Data Science Virtual Machine-based team analytics and AI environment
The Data Science Virtual Machine (DSVM) provides a rich environment on the Azure platform, with prebuilt software for artificial intelligence (AI) and data analytics.
Traditionally, the DSVM has been used as an individual analytics desktop. Individual data scientists gain productivity with this shared, prebuilt analytics environment. As large analytics teams plan environments for their data scientists and AI developers, one of the recurring themes is a shared analytics infrastructure for development and experimentation. This infrastructure is managed in line with enterprise IT policies that also facilitate collaboration and consistency across the data science and analytics teams.
A shared infrastructure enables better IT utilization of the analytics environment. Some organizations call the team-based data science/analytics infrastructure an analytics sandbox. It enables data scientists to access various data assets to rapidly understand data. This sandbox environment also helps data scientists run experiments, validate hypotheses, and build predictive models without affecting the production environment.
Because the DSVM operates at the Azure infrastructure level, IT administrators can readily configure the DSVM to operate in compliance with the IT policies of the enterprise. The DSVM offers full flexibility in implementing various sharing architectures while also offering access to corporate data assets in a controlled way.

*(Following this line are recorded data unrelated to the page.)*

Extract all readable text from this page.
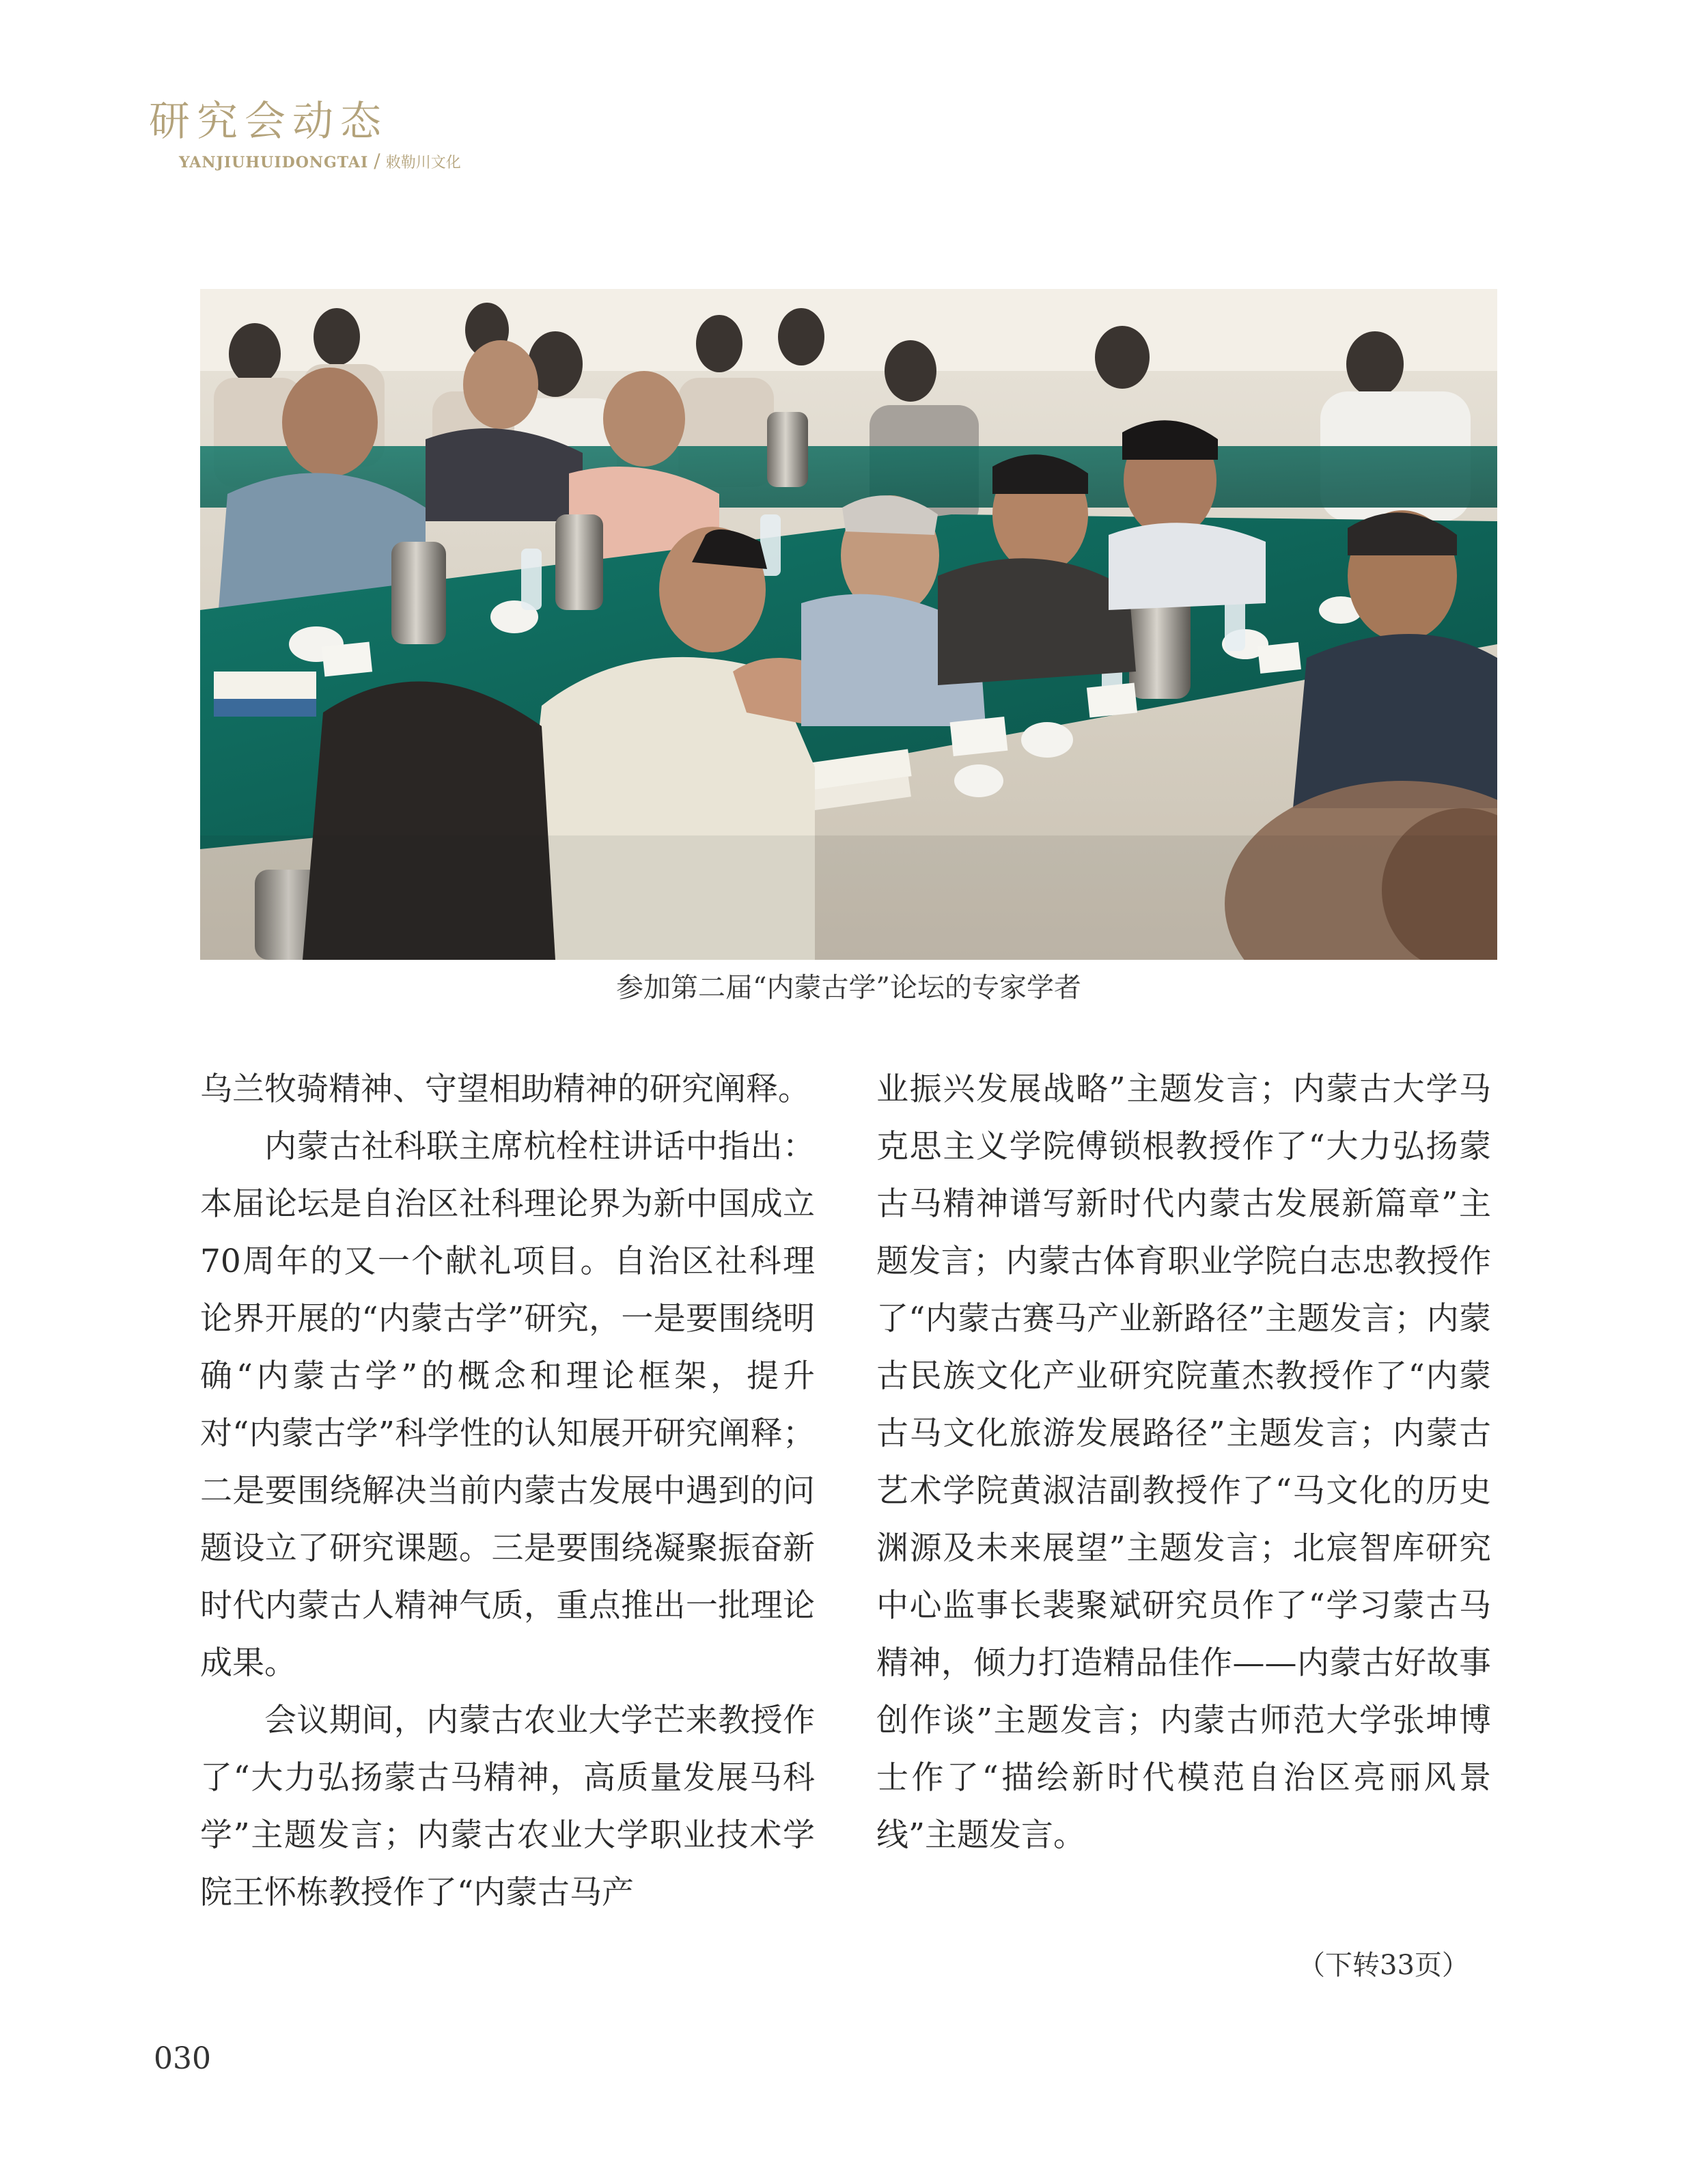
研究会动态
YANJIUHUIDONGTAI / 敕勒川文化
参加第二届“内蒙古学”论坛的专家学者

乌兰牧骑精神、守望相助精神的研究阐释。

内蒙古社科联主席杭栓柱讲话中指出：本届论坛是自治区社科理论界为新中国成立70周年的又一个献礼项目。自治区社科理论界开展的“内蒙古学”研究，一是要围绕明确“内蒙古学”的概念和理论框架，提升对“内蒙古学”科学性的认知展开研究阐释；二是要围绕解决当前内蒙古发展中遇到的问题设立了研究课题。三是要围绕凝聚振奋新时代内蒙古人精神气质，重点推出一批理论成果。

会议期间，内蒙古农业大学芒来教授作了“大力弘扬蒙古马精神，高质量发展马科学”主题发言；内蒙古农业大学职业技术学院王怀栋教授作了“内蒙古马产

业振兴发展战略”主题发言；内蒙古大学马克思主义学院傅锁根教授作了“大力弘扬蒙古马精神谱写新时代内蒙古发展新篇章”主题发言；内蒙古体育职业学院白志忠教授作了“内蒙古赛马产业新路径”主题发言；内蒙古民族文化产业研究院董杰教授作了“内蒙古马文化旅游发展路径”主题发言；内蒙古艺术学院黄淑洁副教授作了“马文化的历史渊源及未来展望”主题发言；北宸智库研究中心监事长裴聚斌研究员作了“学习蒙古马精神，倾力打造精品佳作——内蒙古好故事创作谈”主题发言；内蒙古师范大学张坤博士作了“描绘新时代模范自治区亮丽风景线”主题发言。

（下转33页）
030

This section discusses some patterns and guidelines that you can use to deploy the DSVM as a team-based data science infrastructure. Because the building blocks for these patterns come from Azure infrastructure as a service (IaaS), they apply to any Azure VMs. This series of articles focuses on applying these standard Azure infrastructure capabilities to the DSVM.
Key building blocks of an enterprise team analytics environment include:
- An autoscaled pool of DSVMs
- Common identity and access to a workspace from any of the DSVMs in the pool
- Secure access to data sources
This series provides guidance and pointers for each of the preceding topics. It doesn't cover all the considerations and requirements for deploying DSVMs in large enterprise configurations. Here are some other Azure resources that you can use while implementing DSVM instances in your enterprise:
- Network security
- Monitoring and management
- Logging and auditing
- Azure role-based access control (Azure RBAC)
- Policy setting and enforcement
- Antimalware
- Encryption
- Data discovery and governance
Finally, the Azure Architecture Center provides a detailed end-to-end architecture and models for building and managing your cloud-based analytics infrastructure.